Retracing his steps, Kedron came into view and again he paused. As he looked into the valley the stream ran brown. To-morrow it would carry clots of rosy foam under which the current would be dark and ruddy. Even as he looked upon it, the lambs were bleating in the stalls. The picture of the bloody sacrifice came before him—the awe-inspiring congregation of two hundred thousand of 'God's chosen ones.' At the ninth hour three blasts of the silver trumpet would start the surging chant of five thousand Levites and signal the beginning of the slaughter. And in the next six hours two hundred thousand lambs must be slain and carried away from the gate.

"What availeth all this?" he said to himself.

When Jesus reentered the Temple, several hours had passed. The noise in the Outer Court had now grown to a deafening roar. Cattle were lowing and lambs bleating. Men shouted and cursed when an affrighted animal broke its tether. The voices of other men were heard calling their wares at shop entrances and booths, and the air was heavy with the stench of goats and cattle dung. Making his way through the crowd he found the niche between the pillars and again stepped into it to look for a few moments upon the scene of uproar and confusion. There was nothing to indicate a place of worship. Rather was it a great bazaar of shops with competition so keen at times as to give promise of the use of fists. In addition to the stalls of lambs and pigeons and the booths of oil and wine and wheat required for the sacrifices, there were stands for vase sellers, brass and copper dealers, dealers in ovens, dishes and bottles, silk merchants and jewelers and traffickers in imported goods.

The crowd was made up mostly of tradespeople and strangers with a sprinkling of Temple Guards and here and there scribes and Pharisees. The gleam of spear points of the Legion told that an extra guard had been sent in from the Tower of Antonio, and Jesus noticed that this guard was well established around the tables of the money-changers. His eye turned again to the table directly in front of him and now for the first time he saw its owner. He smiled at the memory of a startled face looking at him in the dark from over a water-jar. But Zador Ben Amon did not look his way now. He was busy passing on the value of coins and in seeing that any who complained were well pushed out of the way by soldiers, to be swallowed up by the crowd. For a time Jesus watched the game. The last victim of the unscrupulous money-changer was a Galilean peasant, whose travel-stained and shabby body covering, bent shoulders and knotted hands bespoke poverty. When the change was pressed into his hand he refused to accept it. There were words. The peasant was ordered by Zador Ben Amon to move on. This he refused to do. Guards were summoned and when the man, who had been robbed of his one coin, still clamored for his money, he was cruelly beaten and dragged away to the stocks.

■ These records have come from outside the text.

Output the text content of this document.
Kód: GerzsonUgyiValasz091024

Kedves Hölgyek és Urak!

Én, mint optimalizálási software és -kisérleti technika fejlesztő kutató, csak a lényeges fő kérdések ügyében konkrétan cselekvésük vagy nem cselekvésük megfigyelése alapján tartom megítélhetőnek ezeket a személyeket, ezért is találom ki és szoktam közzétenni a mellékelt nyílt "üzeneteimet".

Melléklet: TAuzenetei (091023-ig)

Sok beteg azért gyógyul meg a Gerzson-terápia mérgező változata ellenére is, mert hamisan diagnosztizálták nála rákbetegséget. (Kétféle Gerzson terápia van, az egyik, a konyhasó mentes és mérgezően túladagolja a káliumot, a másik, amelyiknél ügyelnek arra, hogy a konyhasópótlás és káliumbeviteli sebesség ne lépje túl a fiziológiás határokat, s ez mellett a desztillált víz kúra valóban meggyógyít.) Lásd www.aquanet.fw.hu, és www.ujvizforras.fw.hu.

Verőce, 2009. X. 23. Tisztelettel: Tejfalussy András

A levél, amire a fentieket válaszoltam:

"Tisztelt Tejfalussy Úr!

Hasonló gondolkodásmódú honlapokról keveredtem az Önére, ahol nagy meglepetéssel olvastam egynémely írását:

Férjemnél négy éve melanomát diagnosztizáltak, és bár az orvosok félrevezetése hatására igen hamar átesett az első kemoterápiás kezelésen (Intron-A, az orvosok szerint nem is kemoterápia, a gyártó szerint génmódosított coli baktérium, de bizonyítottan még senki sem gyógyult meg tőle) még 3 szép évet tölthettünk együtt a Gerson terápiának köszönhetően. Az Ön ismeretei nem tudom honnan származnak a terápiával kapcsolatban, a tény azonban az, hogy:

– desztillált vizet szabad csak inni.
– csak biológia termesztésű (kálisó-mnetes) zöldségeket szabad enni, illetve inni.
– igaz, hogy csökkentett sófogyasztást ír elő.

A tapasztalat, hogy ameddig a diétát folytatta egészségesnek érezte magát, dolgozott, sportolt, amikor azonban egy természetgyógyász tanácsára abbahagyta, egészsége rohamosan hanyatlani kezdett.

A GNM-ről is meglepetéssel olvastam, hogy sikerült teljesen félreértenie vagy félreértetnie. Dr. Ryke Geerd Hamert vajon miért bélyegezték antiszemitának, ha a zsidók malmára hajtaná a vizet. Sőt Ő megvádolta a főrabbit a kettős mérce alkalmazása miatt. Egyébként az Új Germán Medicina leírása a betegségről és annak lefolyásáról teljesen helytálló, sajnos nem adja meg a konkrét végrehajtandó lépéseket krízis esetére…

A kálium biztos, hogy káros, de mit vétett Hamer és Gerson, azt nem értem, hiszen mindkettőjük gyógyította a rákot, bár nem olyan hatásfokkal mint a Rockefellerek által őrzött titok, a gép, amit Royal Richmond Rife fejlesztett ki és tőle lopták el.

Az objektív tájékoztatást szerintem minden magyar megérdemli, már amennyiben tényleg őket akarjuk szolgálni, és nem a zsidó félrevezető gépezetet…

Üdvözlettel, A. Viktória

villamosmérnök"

The Galilean watching from the balustrade felt again the fierce anger sweeping over him and he left his place of watching with his face turned in the direction of the money-changers. As he crossed the court he stopped at a goat pen. A dozen goats were just being brought in on the shoulders of as many men. As the animals were pushed into the pen the thongs that bound their legs were cast aside. Selecting a handful of these Jesus pressed on. When he reached the table of Zador Ben Amon, this mighty Sadducee was not in sight. But business was going on and, quite near at hand, the Galilean watched the money-changing while his quick fingers plaited a scourge, and the muscles of his arm called him to action. He spoke no word and no man noticed the flush on his face nor the fire in his eye until the hiss of the thong sang over the heads of those about the table of Ben Amon and its stinging force fell across those who bent over the money bags. There was a yell, and another hissing of the thongs. Then the words rang out in a shout of mighty condemnation, "Ye have made my Father's house a den of thieves!" And the thong writhed and hissed and struck and stung and the coin-laden tables were overturned with the ease and fury of an enraged man brushing straw aside. Seeing the uproar about his table, Zador Ben Amon pushed his way through the confusion just in time to see two well filled money bags kicked open by a fellow money-changer trying to escape the scourge. With a shout and a curse he sprang forward. As he did so the hiss of the burning thongs sounded in his ears and the next instant he was blinded by the stinging pain of the scourge as blood ran across his cheeks and into his well oiled beard.

With incredible swiftness the money-changers had been driven out and the cleanser of the Temple had mounted the steps of the Beautiful Gate, and thong in hand was looking out on a scene unparalleled. Servants of money-changers were creeping about the floor; thieves were quickly at work stealing from those who had stolen, and the money-changers themselves, Zador Ben Amon with bloody face among them, were struggling desperately to get possession of their bags before their contents should be wholly appropriated by itching fingers. Running in and out among the affrighted people were animals yet more affrighted whose bleating and bellowing mingled with the outcries of men, while over the heads of them all flocks of frightened doves with swift wing sought escape to the open.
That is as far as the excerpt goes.